• There are lots of contexts, even ones that aren't work contexts, where you might be being evaluated or assessed informally. This is kind of just true in the world in general, but if you end up making EA a big part of your social and professional networks, then the consequences of that are bigger.
  • If you care about being able to do EA work longterm, it's worth pretty significant costs to avoid resenting EA. Take that into account when you think about what decisions you're making and with what kind of sacrifice.
  • "Say more?" and "If your thoughts are in a pile, what's on top?" are pretty powerful conversational moves, in my experience
  • You can really inspire people to do a bunch in some cheap ways (though thinking about it, I think I can think of...2-3 people I've directly affected this way?)
  • A lot of our feelings and reactions come reactively / contextually / on the margins - people feel a certain way e.g. when they are immersed in EA spaces and sometimes have critiques, and when they are in non-EA spaces, they miss the good things about EA spaces. This seems normal and healthy and a good way to get multiple frames on something, but also good to keep in mind.
  • People who you think of as touchstones of thinking a particular thing may change their minds or not be as bought in as you'd expect
  • The world has so much detail
  • One of the most valuable things more senior EAs can do for junior EAs is contextualize: EA has had these conversations before, the thing you experienced was a 20th/50th/90th percentile experience, other communities do/don't go through similar things etc.
  • Maybe one of the best things we can all do for each other is push on expanding option sets, and ask questions that get us to think more about what we think and what we should do. 

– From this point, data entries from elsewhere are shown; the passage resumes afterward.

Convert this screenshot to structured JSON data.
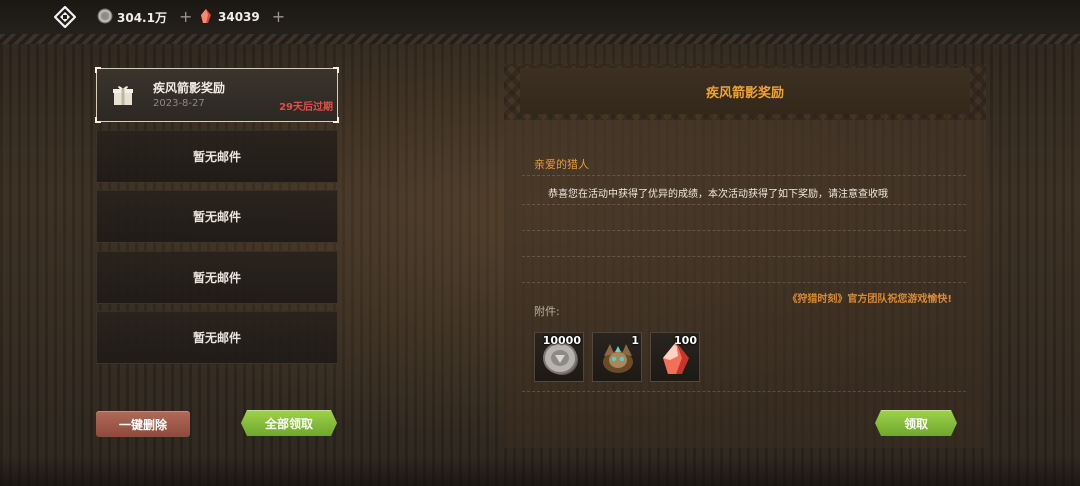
{
  "topbar": {
    "logo_icon": "diamond-logo-icon",
    "currencies": [
      {
        "icon": "silver-coin-icon",
        "value": "304.1万"
      },
      {
        "icon": "red-crystal-icon",
        "value": "34039"
      }
    ]
  },
  "mail_list": {
    "selected": {
      "icon": "gift-box-icon",
      "title": "疾风箭影奖励",
      "date": "2023-8-27",
      "expire": "29天后过期"
    },
    "empty_slots": [
      "暂无邮件",
      "暂无邮件",
      "暂无邮件",
      "暂无邮件"
    ]
  },
  "left_buttons": {
    "delete_all": "一键删除",
    "claim_all": "全部领取"
  },
  "mail_detail": {
    "title": "疾风箭影奖励",
    "greeting": "亲爱的猎人",
    "body": "恭喜您在活动中获得了优异的成绩，本次活动获得了如下奖励，请注意查收哦",
    "signature": "《狩猎时刻》官方团队祝您游戏愉快!",
    "attachments_label": "附件:",
    "attachments": [
      {
        "icon": "silver-coin-icon",
        "qty": "10000"
      },
      {
        "icon": "beast-mask-icon",
        "qty": "1"
      },
      {
        "icon": "red-crystal-icon",
        "qty": "100"
      }
    ],
    "claim_button": "领取"
  },
  "colors": {
    "accent_orange": "#f0a430",
    "expire_red": "#e0504a",
    "button_green": "#8cc63f",
    "button_red": "#a05a4a"
  }
}
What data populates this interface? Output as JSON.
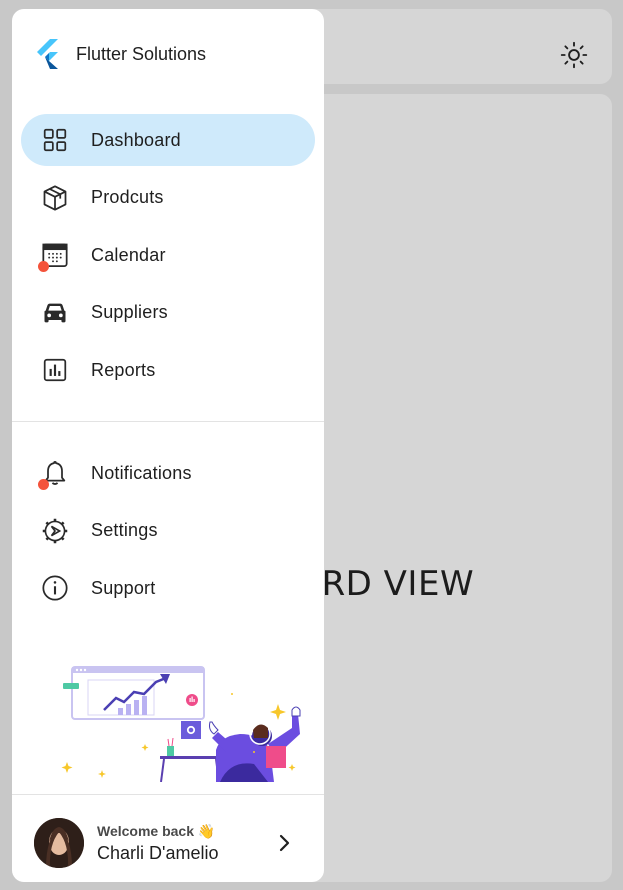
{
  "app": {
    "brand_name": "Flutter Solutions"
  },
  "main": {
    "title": "DASHBOARD VIEW"
  },
  "nav": {
    "primary": [
      {
        "label": "Dashboard",
        "icon": "grid-icon",
        "active": true
      },
      {
        "label": "Prodcuts",
        "icon": "box-icon"
      },
      {
        "label": "Calendar",
        "icon": "calendar-icon",
        "badge_dot": true
      },
      {
        "label": "Suppliers",
        "icon": "car-icon"
      },
      {
        "label": "Reports",
        "icon": "bar-chart-icon"
      }
    ],
    "secondary": [
      {
        "label": "Notifications",
        "icon": "bell-icon",
        "badge_dot": true
      },
      {
        "label": "Settings",
        "icon": "gear-icon"
      },
      {
        "label": "Support",
        "icon": "info-icon"
      }
    ]
  },
  "profile": {
    "welcome": "Welcome back 👋",
    "name": "Charli D'amelio"
  },
  "colors": {
    "active_bg": "#cfeafb",
    "badge": "#f4533b",
    "flutter_light": "#47c5fb",
    "flutter_dark": "#0b569b"
  }
}
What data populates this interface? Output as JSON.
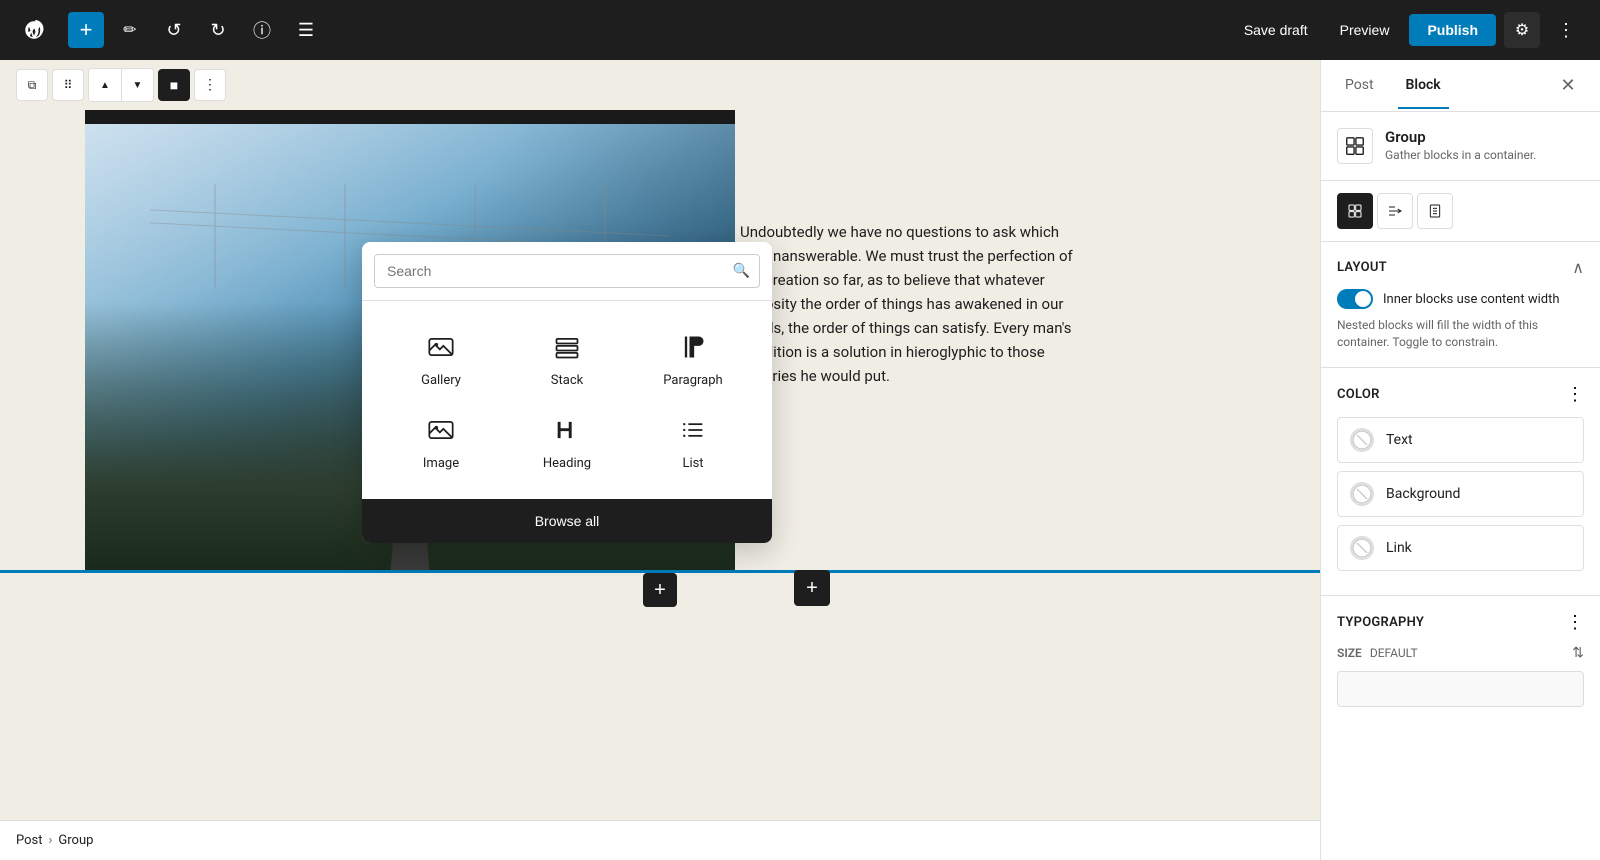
{
  "toolbar": {
    "add_label": "+",
    "save_draft_label": "Save draft",
    "preview_label": "Preview",
    "publish_label": "Publish",
    "undo_icon": "↺",
    "redo_icon": "↻",
    "info_icon": "ℹ",
    "list_view_icon": "≡",
    "settings_icon": "⚙",
    "more_icon": "⋮"
  },
  "block_toolbar": {
    "group_icon": "⧉",
    "drag_icon": "⠿",
    "up_icon": "▲",
    "down_icon": "▼",
    "align_icon": "■",
    "more_icon": "⋮"
  },
  "inserter": {
    "search_placeholder": "Search",
    "items": [
      {
        "id": "gallery",
        "label": "Gallery",
        "icon": "🖼"
      },
      {
        "id": "stack",
        "label": "Stack",
        "icon": "⊟"
      },
      {
        "id": "paragraph",
        "label": "Paragraph",
        "icon": "¶"
      },
      {
        "id": "image",
        "label": "Image",
        "icon": "🏔"
      },
      {
        "id": "heading",
        "label": "Heading",
        "icon": "🔖"
      },
      {
        "id": "list",
        "label": "List",
        "icon": "≡"
      }
    ],
    "browse_all_label": "Browse all"
  },
  "content_text": "Undoubtedly we have no questions to ask which are unanswerable. We must trust the perfection of the creation so far, as to believe that whatever curiosity the order of things has awakened in our minds, the order of things can satisfy. Every man's condition is a solution in hieroglyphic to those inquiries he would put.",
  "right_panel": {
    "tab_post": "Post",
    "tab_block": "Block",
    "block_name": "Group",
    "block_desc": "Gather blocks in a container.",
    "action_group_icon": "⧉",
    "action_justify_icon": "⊢",
    "action_constrain_icon": "⊣",
    "layout_section_title": "Layout",
    "layout_toggle_label": "Inner blocks use content width",
    "layout_toggle_desc": "Nested blocks will fill the width of this container. Toggle to constrain.",
    "color_section_title": "Color",
    "color_more_icon": "⋮",
    "colors": [
      {
        "id": "text",
        "label": "Text"
      },
      {
        "id": "background",
        "label": "Background"
      },
      {
        "id": "link",
        "label": "Link"
      }
    ],
    "typography_section_title": "Typography",
    "typography_more_icon": "⋮",
    "size_label": "SIZE",
    "size_value": "DEFAULT"
  },
  "breadcrumb": {
    "post_label": "Post",
    "separator": "›",
    "group_label": "Group"
  }
}
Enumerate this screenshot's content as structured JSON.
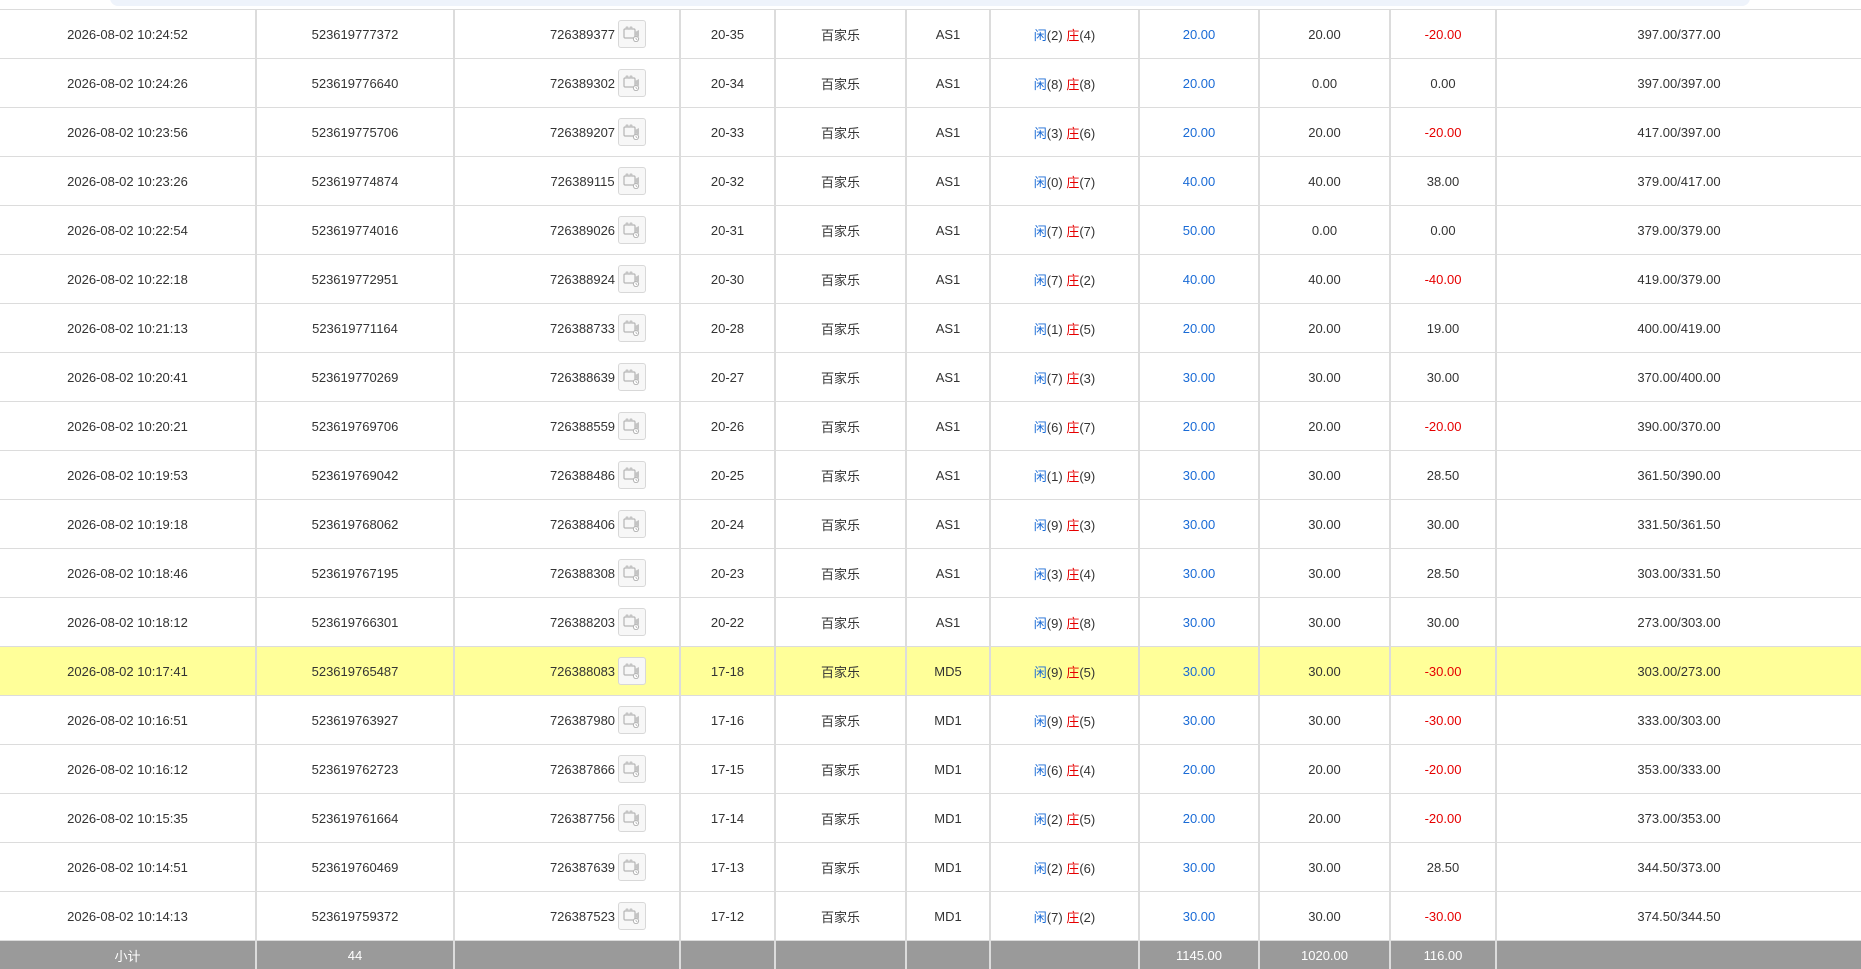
{
  "rows": [
    {
      "time": "2026-08-02 10:24:52",
      "order_no": "523619777372",
      "round_no": "726389377",
      "shoe": "20-35",
      "game": "百家乐",
      "table": "AS1",
      "player_label": "闲",
      "player_val": "(2)",
      "banker_label": "庄",
      "banker_val": "(4)",
      "bet": "20.00",
      "valid": "20.00",
      "win": "-20.00",
      "win_neg": true,
      "balance": "397.00/377.00"
    },
    {
      "time": "2026-08-02 10:24:26",
      "order_no": "523619776640",
      "round_no": "726389302",
      "shoe": "20-34",
      "game": "百家乐",
      "table": "AS1",
      "player_label": "闲",
      "player_val": "(8)",
      "banker_label": "庄",
      "banker_val": "(8)",
      "bet": "20.00",
      "valid": "0.00",
      "win": "0.00",
      "win_neg": false,
      "balance": "397.00/397.00"
    },
    {
      "time": "2026-08-02 10:23:56",
      "order_no": "523619775706",
      "round_no": "726389207",
      "shoe": "20-33",
      "game": "百家乐",
      "table": "AS1",
      "player_label": "闲",
      "player_val": "(3)",
      "banker_label": "庄",
      "banker_val": "(6)",
      "bet": "20.00",
      "valid": "20.00",
      "win": "-20.00",
      "win_neg": true,
      "balance": "417.00/397.00"
    },
    {
      "time": "2026-08-02 10:23:26",
      "order_no": "523619774874",
      "round_no": "726389115",
      "shoe": "20-32",
      "game": "百家乐",
      "table": "AS1",
      "player_label": "闲",
      "player_val": "(0)",
      "banker_label": "庄",
      "banker_val": "(7)",
      "bet": "40.00",
      "valid": "40.00",
      "win": "38.00",
      "win_neg": false,
      "balance": "379.00/417.00"
    },
    {
      "time": "2026-08-02 10:22:54",
      "order_no": "523619774016",
      "round_no": "726389026",
      "shoe": "20-31",
      "game": "百家乐",
      "table": "AS1",
      "player_label": "闲",
      "player_val": "(7)",
      "banker_label": "庄",
      "banker_val": "(7)",
      "bet": "50.00",
      "valid": "0.00",
      "win": "0.00",
      "win_neg": false,
      "balance": "379.00/379.00"
    },
    {
      "time": "2026-08-02 10:22:18",
      "order_no": "523619772951",
      "round_no": "726388924",
      "shoe": "20-30",
      "game": "百家乐",
      "table": "AS1",
      "player_label": "闲",
      "player_val": "(7)",
      "banker_label": "庄",
      "banker_val": "(2)",
      "bet": "40.00",
      "valid": "40.00",
      "win": "-40.00",
      "win_neg": true,
      "balance": "419.00/379.00"
    },
    {
      "time": "2026-08-02 10:21:13",
      "order_no": "523619771164",
      "round_no": "726388733",
      "shoe": "20-28",
      "game": "百家乐",
      "table": "AS1",
      "player_label": "闲",
      "player_val": "(1)",
      "banker_label": "庄",
      "banker_val": "(5)",
      "bet": "20.00",
      "valid": "20.00",
      "win": "19.00",
      "win_neg": false,
      "balance": "400.00/419.00"
    },
    {
      "time": "2026-08-02 10:20:41",
      "order_no": "523619770269",
      "round_no": "726388639",
      "shoe": "20-27",
      "game": "百家乐",
      "table": "AS1",
      "player_label": "闲",
      "player_val": "(7)",
      "banker_label": "庄",
      "banker_val": "(3)",
      "bet": "30.00",
      "valid": "30.00",
      "win": "30.00",
      "win_neg": false,
      "balance": "370.00/400.00"
    },
    {
      "time": "2026-08-02 10:20:21",
      "order_no": "523619769706",
      "round_no": "726388559",
      "shoe": "20-26",
      "game": "百家乐",
      "table": "AS1",
      "player_label": "闲",
      "player_val": "(6)",
      "banker_label": "庄",
      "banker_val": "(7)",
      "bet": "20.00",
      "valid": "20.00",
      "win": "-20.00",
      "win_neg": true,
      "balance": "390.00/370.00"
    },
    {
      "time": "2026-08-02 10:19:53",
      "order_no": "523619769042",
      "round_no": "726388486",
      "shoe": "20-25",
      "game": "百家乐",
      "table": "AS1",
      "player_label": "闲",
      "player_val": "(1)",
      "banker_label": "庄",
      "banker_val": "(9)",
      "bet": "30.00",
      "valid": "30.00",
      "win": "28.50",
      "win_neg": false,
      "balance": "361.50/390.00"
    },
    {
      "time": "2026-08-02 10:19:18",
      "order_no": "523619768062",
      "round_no": "726388406",
      "shoe": "20-24",
      "game": "百家乐",
      "table": "AS1",
      "player_label": "闲",
      "player_val": "(9)",
      "banker_label": "庄",
      "banker_val": "(3)",
      "bet": "30.00",
      "valid": "30.00",
      "win": "30.00",
      "win_neg": false,
      "balance": "331.50/361.50"
    },
    {
      "time": "2026-08-02 10:18:46",
      "order_no": "523619767195",
      "round_no": "726388308",
      "shoe": "20-23",
      "game": "百家乐",
      "table": "AS1",
      "player_label": "闲",
      "player_val": "(3)",
      "banker_label": "庄",
      "banker_val": "(4)",
      "bet": "30.00",
      "valid": "30.00",
      "win": "28.50",
      "win_neg": false,
      "balance": "303.00/331.50"
    },
    {
      "time": "2026-08-02 10:18:12",
      "order_no": "523619766301",
      "round_no": "726388203",
      "shoe": "20-22",
      "game": "百家乐",
      "table": "AS1",
      "player_label": "闲",
      "player_val": "(9)",
      "banker_label": "庄",
      "banker_val": "(8)",
      "bet": "30.00",
      "valid": "30.00",
      "win": "30.00",
      "win_neg": false,
      "balance": "273.00/303.00"
    },
    {
      "time": "2026-08-02 10:17:41",
      "order_no": "523619765487",
      "round_no": "726388083",
      "shoe": "17-18",
      "game": "百家乐",
      "table": "MD5",
      "player_label": "闲",
      "player_val": "(9)",
      "banker_label": "庄",
      "banker_val": "(5)",
      "bet": "30.00",
      "valid": "30.00",
      "win": "-30.00",
      "win_neg": true,
      "balance": "303.00/273.00",
      "highlighted": true
    },
    {
      "time": "2026-08-02 10:16:51",
      "order_no": "523619763927",
      "round_no": "726387980",
      "shoe": "17-16",
      "game": "百家乐",
      "table": "MD1",
      "player_label": "闲",
      "player_val": "(9)",
      "banker_label": "庄",
      "banker_val": "(5)",
      "bet": "30.00",
      "valid": "30.00",
      "win": "-30.00",
      "win_neg": true,
      "balance": "333.00/303.00"
    },
    {
      "time": "2026-08-02 10:16:12",
      "order_no": "523619762723",
      "round_no": "726387866",
      "shoe": "17-15",
      "game": "百家乐",
      "table": "MD1",
      "player_label": "闲",
      "player_val": "(6)",
      "banker_label": "庄",
      "banker_val": "(4)",
      "bet": "20.00",
      "valid": "20.00",
      "win": "-20.00",
      "win_neg": true,
      "balance": "353.00/333.00"
    },
    {
      "time": "2026-08-02 10:15:35",
      "order_no": "523619761664",
      "round_no": "726387756",
      "shoe": "17-14",
      "game": "百家乐",
      "table": "MD1",
      "player_label": "闲",
      "player_val": "(2)",
      "banker_label": "庄",
      "banker_val": "(5)",
      "bet": "20.00",
      "valid": "20.00",
      "win": "-20.00",
      "win_neg": true,
      "balance": "373.00/353.00"
    },
    {
      "time": "2026-08-02 10:14:51",
      "order_no": "523619760469",
      "round_no": "726387639",
      "shoe": "17-13",
      "game": "百家乐",
      "table": "MD1",
      "player_label": "闲",
      "player_val": "(2)",
      "banker_label": "庄",
      "banker_val": "(6)",
      "bet": "30.00",
      "valid": "30.00",
      "win": "28.50",
      "win_neg": false,
      "balance": "344.50/373.00"
    },
    {
      "time": "2026-08-02 10:14:13",
      "order_no": "523619759372",
      "round_no": "726387523",
      "shoe": "17-12",
      "game": "百家乐",
      "table": "MD1",
      "player_label": "闲",
      "player_val": "(7)",
      "banker_label": "庄",
      "banker_val": "(2)",
      "bet": "30.00",
      "valid": "30.00",
      "win": "-30.00",
      "win_neg": true,
      "balance": "374.50/344.50"
    }
  ],
  "subtotal": {
    "label": "小计",
    "count": "44",
    "bet": "1145.00",
    "valid": "1020.00",
    "win": "116.00"
  },
  "icons": {
    "replay": "video-replay-icon"
  },
  "colors": {
    "blue": "#1a6bd6",
    "red": "#e60000",
    "highlight_row": "#ffff99",
    "subtotal_bg": "#9a9a9a"
  }
}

  • About going to hubs to network
  • When you're new to EA, it's very exciting: Don't let your feet go faster than your brain - know what you're doing and why. It's not good for you or the world if in two years you look around and don't believe any of it and don't know how you got there and feel tricked or disoriented.
  • You're not alone in feeling overwhelmed or like an imposter
  • If you're young in EA: Don't go into community building just because the object level feels scarier and you don't have the skills yet
  • Networking is great, but it's not the only form of agency / initiative taking
  • Lots of ick feelings about persuasion and outreach get better if you're honest and transparent
  • Lots of ick feelings about all kinds of things are tracking a lot of different things at once: people's vibes, a sense of honesty or dishonesty, motivated reasoning, underlying empirical disagreements - it's good to track those things separately
  • Ask for a reasonable salary for your work, it's not as virtuous as you think to work for nothing
    • Sets bad norms for other people who can't afford to do that
    • Makes it more like volunteering so you might not take the work as seriously
  • Don't be self-hating about EA; figure out what you believe and don't feel bad about believing it and its implications and acting in the world in accordance with it
  • There are sides of spectra like pro-spending money or longtermism or meta work that aren't just "logic over feelings", they have feelings too.
  • Earnestness is shockingly effective - if you say what you think and why you think it (including "I read the title of a youtube video"), if you say when don't know what to do and what you're confused about, if you say what you're confident in and why, if you say how you feel and why, I find things (at least in this social space) go pretty damn well, way better than I would have expected.